Son nom d'état civil est Fatma Haddad, devenue Fatma Haddad-Mahieddine par son mariage. Elle a choisi de signer ses œuvres « Baya », le prénom de sa mère, morte alors qu'elle avait environ cinq ans : c'est sous ce seul prénom qu'elle est connue et exposée par les musées.
Marguerite Caminat, la peintre qui l'accueille à Alger, confie quelques travaux de Baya au sculpteur Jean Peyrissac, lequel les montre à Aimé Maeght de passage à Alger. Le galeriste l'expose dans sa galerie parisienne en 1947, alors qu'elle a seize ans, et le succès est immédiat.
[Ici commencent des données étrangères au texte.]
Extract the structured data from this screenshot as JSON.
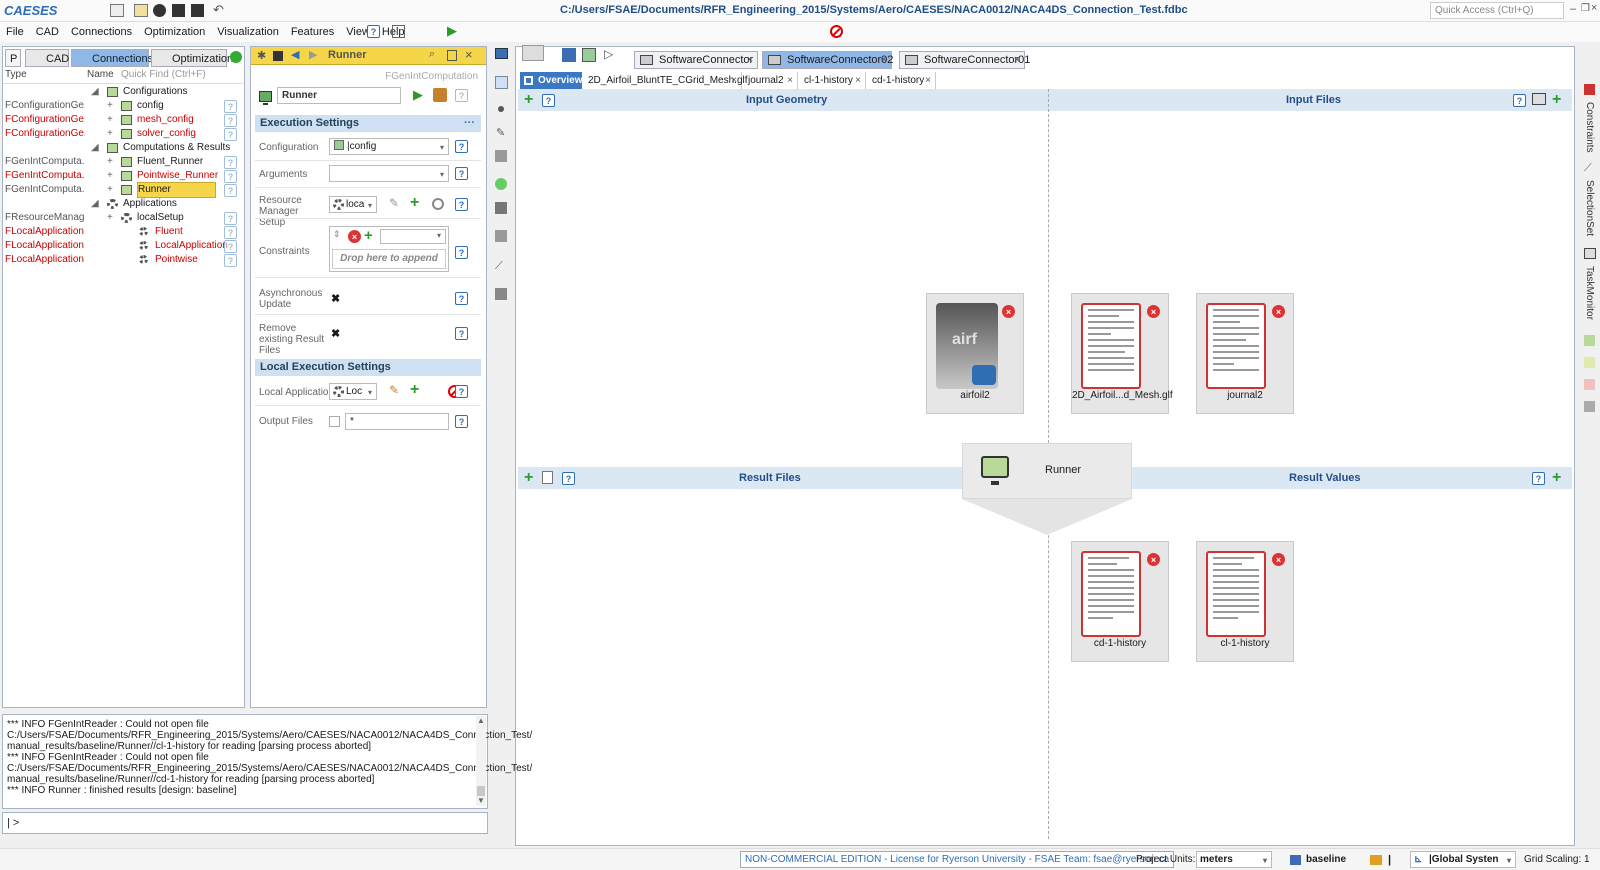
{
  "app": {
    "logo": "CAESES",
    "title": "C:/Users/FSAE/Documents/RFR_Engineering_2015/Systems/Aero/CAESES/NACA0012/NACA4DS_Connection_Test.fdbc",
    "quick_access": "Quick Access (Ctrl+Q)"
  },
  "menu": [
    "File",
    "CAD",
    "Connections",
    "Optimization",
    "Visualization",
    "Features",
    "View",
    "Help"
  ],
  "left_panel": {
    "tabs": {
      "p": "P",
      "cad": "CAD",
      "connections": "Connections",
      "optimization": "Optimization"
    },
    "header": {
      "type": "Type",
      "name": "Name",
      "quick_find": "Quick Find (Ctrl+F)"
    },
    "tree": [
      {
        "type": "",
        "name": "Configurations",
        "group": true,
        "indent": 1
      },
      {
        "type": "FConfigurationGe...",
        "name": "config",
        "indent": 2,
        "normal": true
      },
      {
        "type": "FConfigurationGe...",
        "name": "mesh_config",
        "indent": 2
      },
      {
        "type": "FConfigurationGe...",
        "name": "solver_config",
        "indent": 2
      },
      {
        "type": "",
        "name": "Computations & Results",
        "group": true,
        "indent": 1
      },
      {
        "type": "FGenIntComputa...",
        "name": "Fluent_Runner",
        "indent": 2,
        "normal": true
      },
      {
        "type": "FGenIntComputa...",
        "name": "Pointwise_Runner",
        "indent": 2
      },
      {
        "type": "FGenIntComputa...",
        "name": "Runner",
        "indent": 2,
        "normal": true,
        "selected": true
      },
      {
        "type": "",
        "name": "Applications",
        "group": true,
        "indent": 1
      },
      {
        "type": "FResourceManag...",
        "name": "localSetup",
        "indent": 2,
        "normal": true
      },
      {
        "type": "FLocalApplication",
        "name": "Fluent",
        "indent": 3
      },
      {
        "type": "FLocalApplication",
        "name": "LocalApplication",
        "indent": 3
      },
      {
        "type": "FLocalApplication",
        "name": "Pointwise",
        "indent": 3
      }
    ]
  },
  "runner_panel": {
    "title": "Runner",
    "type_label": "FGenIntComputation",
    "name_value": "Runner",
    "execution_settings": "Execution Settings",
    "configuration_label": "Configuration",
    "configuration_value": "|config",
    "arguments_label": "Arguments",
    "arguments_value": "",
    "resource_label": "Resource Manager Setup",
    "resource_value": "loca",
    "constraints_label": "Constraints",
    "drop_text": "Drop here to append",
    "async_label": "Asynchronous Update",
    "remove_label": "Remove existing Result Files",
    "local_settings": "Local Execution Settings",
    "local_app_label": "Local Application",
    "local_app_value": "Loc",
    "output_label": "Output Files",
    "output_value": "*"
  },
  "doc_tabs": [
    "SoftwareConnector",
    "SoftwareConnector02",
    "SoftwareConnector01"
  ],
  "editor_tabs": [
    "Overview",
    "2D_Airfoil_BluntTE_CGrid_Mesh.glf",
    "journal2",
    "cl-1-history",
    "cd-1-history"
  ],
  "overview": {
    "input_geometry": "Input Geometry",
    "input_files": "Input Files",
    "result_files": "Result Files",
    "result_values": "Result Values",
    "runner_label": "Runner",
    "airfoil_thumb": "airf",
    "inputs": [
      {
        "label": "airfoil2",
        "kind": "geometry"
      },
      {
        "label": "2D_Airfoil...d_Mesh.glf",
        "kind": "file"
      },
      {
        "label": "journal2",
        "kind": "file"
      }
    ],
    "results": [
      {
        "label": "cd-1-history"
      },
      {
        "label": "cl-1-history"
      }
    ]
  },
  "log": [
    "*** INFO FGenIntReader : Could not open file",
    "C:/Users/FSAE/Documents/RFR_Engineering_2015/Systems/Aero/CAESES/NACA0012/NACA4DS_Connection_Test/",
    "manual_results/baseline/Runner//cl-1-history for reading [parsing process aborted]",
    "*** INFO FGenIntReader : Could not open file",
    "C:/Users/FSAE/Documents/RFR_Engineering_2015/Systems/Aero/CAESES/NACA0012/NACA4DS_Connection_Test/",
    "manual_results/baseline/Runner//cd-1-history for reading [parsing process aborted]",
    "*** INFO Runner : finished results [design: baseline]"
  ],
  "prompt": "| >",
  "status": {
    "license": "NON-COMMERCIAL EDITION - License for Ryerson University - FSAE Team: fsae@ryerson.ca",
    "units_label": "Project Units:",
    "units_value": "meters",
    "design": "baseline",
    "coord_system": "|Global Systen",
    "grid_scaling": "Grid Scaling: 1"
  },
  "side_labels": [
    "Constraints",
    "SelectionSet",
    "TaskMonitor"
  ],
  "colors": {
    "accent": "#2f6db5",
    "header_bar": "#dce7f4",
    "file_border": "#cc3333",
    "type_red": "#cc0000",
    "runner_header": "#f5d54a"
  }
}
Oui, en 1948, à Vallauris : Baya réalise des poteries et des céramiques dans l'atelier Madoura, où Picasso travaille également à cette période. C'est un séjour de travail dans la terre, non un compagnonnage artistique, et il n'a pas donné lieu à une collaboration documentée entre les deux artistes.
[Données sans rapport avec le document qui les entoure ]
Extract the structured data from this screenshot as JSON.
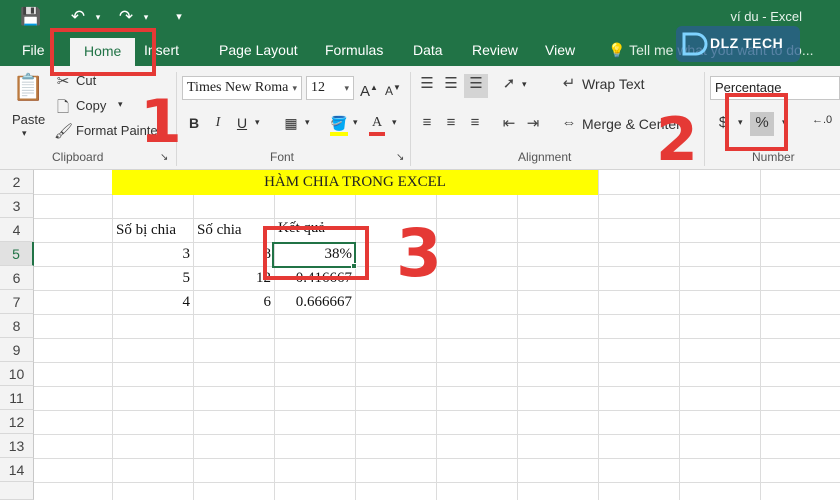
{
  "titlebar": {
    "title": "ví du  -  Excel",
    "save_icon": "save-icon",
    "undo_icon": "undo-icon",
    "redo_icon": "redo-icon",
    "customize_icon": "customize-qat-icon"
  },
  "tabs": [
    {
      "label": "File"
    },
    {
      "label": "Home"
    },
    {
      "label": "Insert"
    },
    {
      "label": "Page Layout"
    },
    {
      "label": "Formulas"
    },
    {
      "label": "Data"
    },
    {
      "label": "Review"
    },
    {
      "label": "View"
    }
  ],
  "tellme": "Tell me what you want to do...",
  "clipboard": {
    "paste": "Paste",
    "cut": "Cut",
    "copy": "Copy",
    "format_painter": "Format Painter",
    "group_label": "Clipboard"
  },
  "font": {
    "font_name": "Times New Roma",
    "font_size": "12",
    "group_label": "Font",
    "bold": "B",
    "italic": "I",
    "underline": "U",
    "grow": "A",
    "shrink": "A"
  },
  "alignment": {
    "wrap_text": "Wrap Text",
    "merge_center": "Merge & Center",
    "group_label": "Alignment"
  },
  "number": {
    "format": "Percentage",
    "currency": "$",
    "percent": "%",
    "group_label": "Number"
  },
  "watermark": {
    "text": "DLZ TECH"
  },
  "annotations": [
    "1",
    "2",
    "3"
  ],
  "sheet": {
    "rows": [
      "2",
      "3",
      "4",
      "5",
      "6",
      "7",
      "8",
      "9",
      "10",
      "11",
      "12",
      "13",
      "14"
    ],
    "selected_row": "5",
    "title": "HÀM CHIA TRONG EXCEL",
    "headers": {
      "dividend": "Số bị chia",
      "divisor": "Số chia",
      "result": "Kết quả"
    },
    "data": [
      {
        "dividend": "3",
        "divisor": "8",
        "result": "38%"
      },
      {
        "dividend": "5",
        "divisor": "12",
        "result": "0.416667"
      },
      {
        "dividend": "4",
        "divisor": "6",
        "result": "0.666667"
      }
    ]
  }
}
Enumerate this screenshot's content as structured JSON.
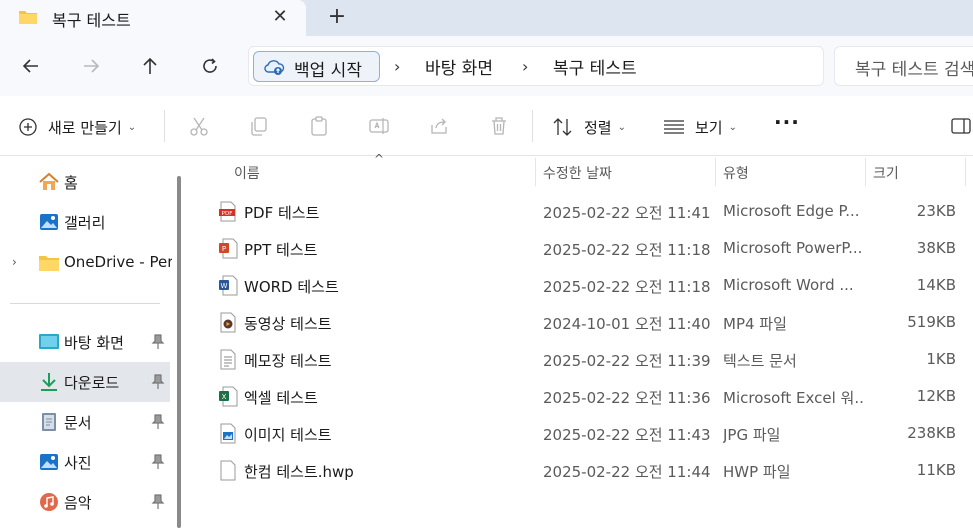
{
  "tab": {
    "title": "복구 테스트",
    "close": "✕",
    "new_tab": "+"
  },
  "nav": {
    "backup_label": "백업 시작",
    "breadcrumbs": [
      "바탕 화면",
      "복구 테스트"
    ],
    "search_placeholder": "복구 테스트 검색"
  },
  "toolbar": {
    "new_label": "새로 만들기",
    "sort_label": "정렬",
    "view_label": "보기"
  },
  "sidebar": {
    "items": [
      {
        "label": "홈",
        "icon": "home-icon"
      },
      {
        "label": "갤러리",
        "icon": "gallery-icon"
      },
      {
        "label": "OneDrive - Personal",
        "icon": "folder-icon"
      },
      {
        "label": "바탕 화면",
        "icon": "desktop-icon"
      },
      {
        "label": "다운로드",
        "icon": "download-icon"
      },
      {
        "label": "문서",
        "icon": "document-icon"
      },
      {
        "label": "사진",
        "icon": "pictures-icon"
      },
      {
        "label": "음악",
        "icon": "music-icon"
      }
    ]
  },
  "columns": {
    "name": "이름",
    "modified": "수정한 날짜",
    "type": "유형",
    "size": "크기"
  },
  "files": [
    {
      "name": "PDF 테스트",
      "modified": "2025-02-22 오전 11:41",
      "type": "Microsoft Edge P...",
      "size": "23KB",
      "icon": "pdf-file-icon"
    },
    {
      "name": "PPT 테스트",
      "modified": "2025-02-22 오전 11:18",
      "type": "Microsoft PowerP...",
      "size": "38KB",
      "icon": "ppt-file-icon"
    },
    {
      "name": "WORD 테스트",
      "modified": "2025-02-22 오전 11:18",
      "type": "Microsoft Word ...",
      "size": "14KB",
      "icon": "word-file-icon"
    },
    {
      "name": "동영상 테스트",
      "modified": "2024-10-01 오전 11:40",
      "type": "MP4 파일",
      "size": "519KB",
      "icon": "video-file-icon"
    },
    {
      "name": "메모장 테스트",
      "modified": "2025-02-22 오전 11:39",
      "type": "텍스트 문서",
      "size": "1KB",
      "icon": "text-file-icon"
    },
    {
      "name": "엑셀 테스트",
      "modified": "2025-02-22 오전 11:36",
      "type": "Microsoft Excel 워...",
      "size": "12KB",
      "icon": "excel-file-icon"
    },
    {
      "name": "이미지 테스트",
      "modified": "2025-02-22 오전 11:43",
      "type": "JPG 파일",
      "size": "238KB",
      "icon": "image-file-icon"
    },
    {
      "name": "한컴 테스트.hwp",
      "modified": "2025-02-22 오전 11:44",
      "type": "HWP 파일",
      "size": "11KB",
      "icon": "hwp-file-icon"
    }
  ]
}
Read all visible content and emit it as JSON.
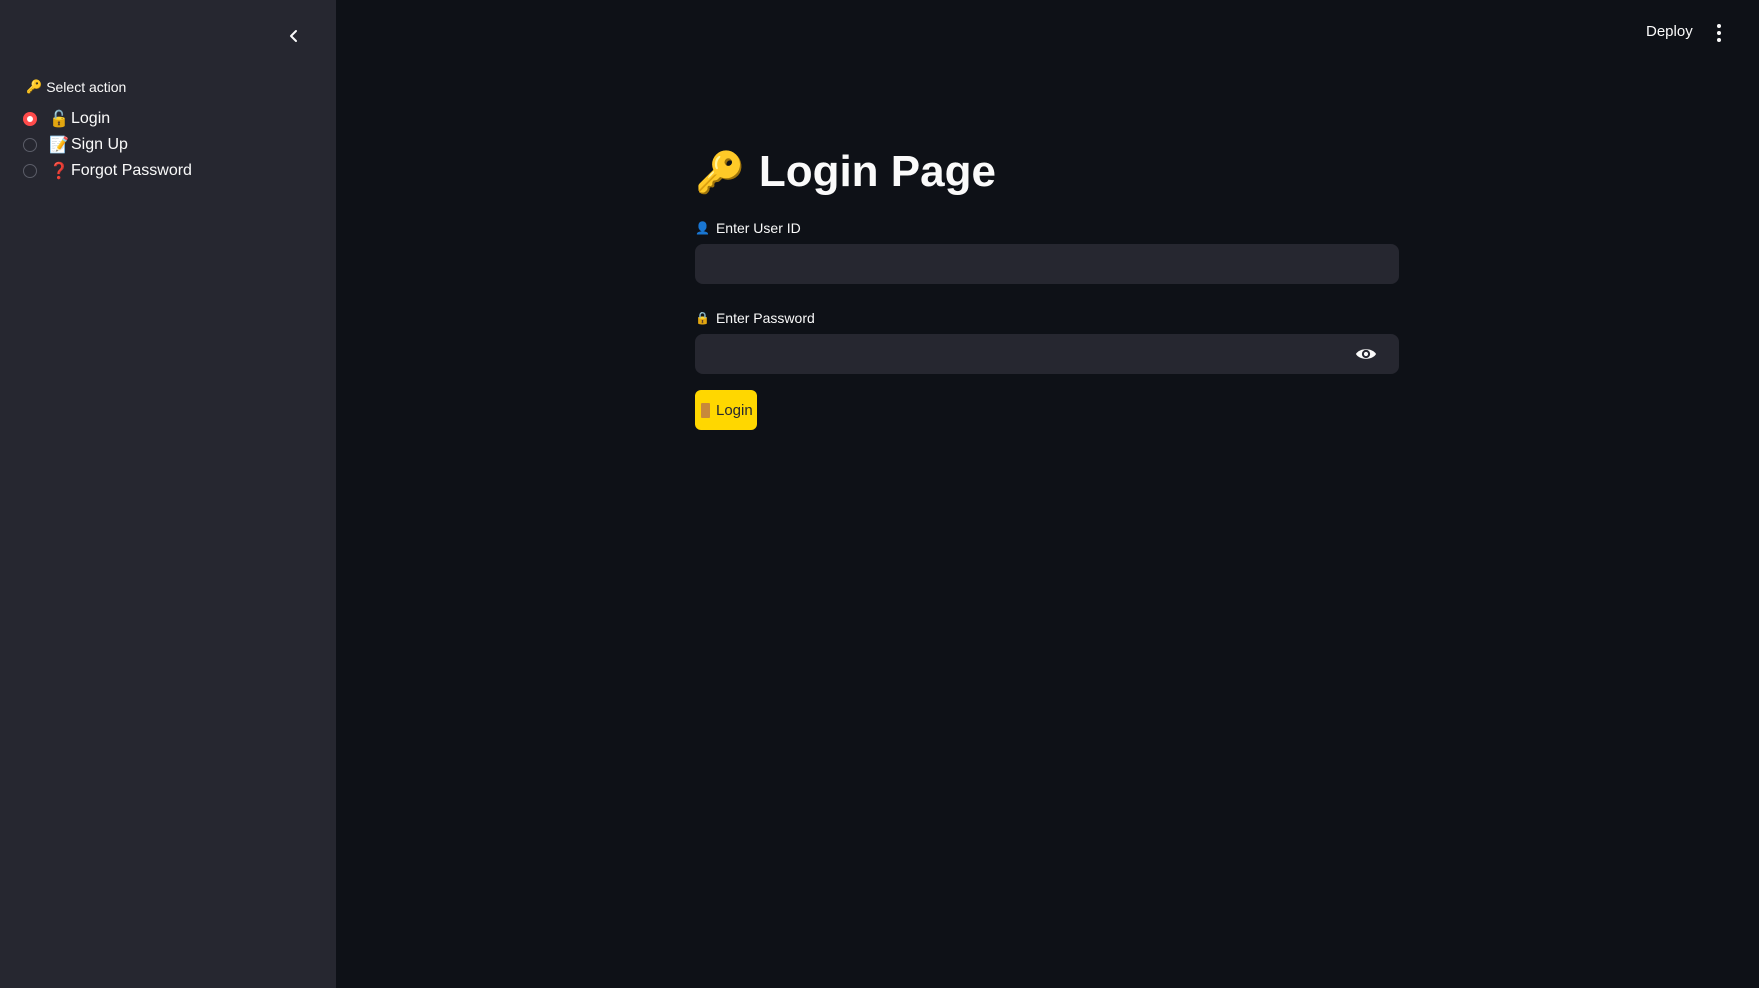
{
  "sidebar": {
    "radio_label": "Select action",
    "radio_label_icon": "key-icon",
    "options": [
      {
        "label": "Login",
        "icon": "unlocked-lock-icon",
        "glyph": "🔓",
        "selected": true
      },
      {
        "label": "Sign Up",
        "icon": "memo-icon",
        "glyph": "📝",
        "selected": false
      },
      {
        "label": "Forgot Password",
        "icon": "question-mark-icon",
        "glyph": "❓",
        "selected": false
      }
    ],
    "collapse_icon": "chevron-left-icon"
  },
  "header": {
    "deploy_label": "Deploy",
    "menu_icon": "more-vertical-icon"
  },
  "main": {
    "title": "Login Page",
    "title_icon": "key-icon",
    "title_glyph": "🔑",
    "user_id_label": "Enter User ID",
    "user_id_label_glyph": "👤",
    "user_id_value": "",
    "password_label": "Enter Password",
    "password_label_glyph": "🔒",
    "password_value": "",
    "password_toggle_icon": "eye-icon",
    "login_button_label": "Login",
    "login_button_icon": "door-icon"
  },
  "colors": {
    "background": "#0e1117",
    "sidebar": "#262730",
    "input": "#262730",
    "accent_radio": "#ff4b4b",
    "login_button": "#ffd700"
  }
}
En 1953, elle épouse le musicien arabo-andalou Mahfoud Mahieddine et s'installe à Blida, où elle interrompt tout travail artistique ; le couple aura six enfants. Elle ne reprend qu'au début des années 1960, après l'indépendance, quand le musée des Beaux-Arts d'Alger acquiert ses premières œuvres en 1963.
Anissa Bouayed, co-commissaire de la rétrospective de l'Institut du monde arabe, rappelle que ces mots sont piégés : ils ressassent l'idée d'un miracle initial et masquent le raffinement, les évolutions et la dimension spirituelle de son art. Son travail, qualifié à tort ainsi, a exercé une influence majeure, en particulier en Algérie.
Le LaM de Villeneuve-d'Ascq conserve plusieurs gouaches de vers 1947 entrées par la donation de L'Aracine en 1999, dont « Femme debout et femme couchée » et « Femme, papillon, cheval-oiseau ». Le musée d'Art naïf et d'Arts singuliers de Laval et l'Institut du monde arabe à Paris conservent également des œuvres.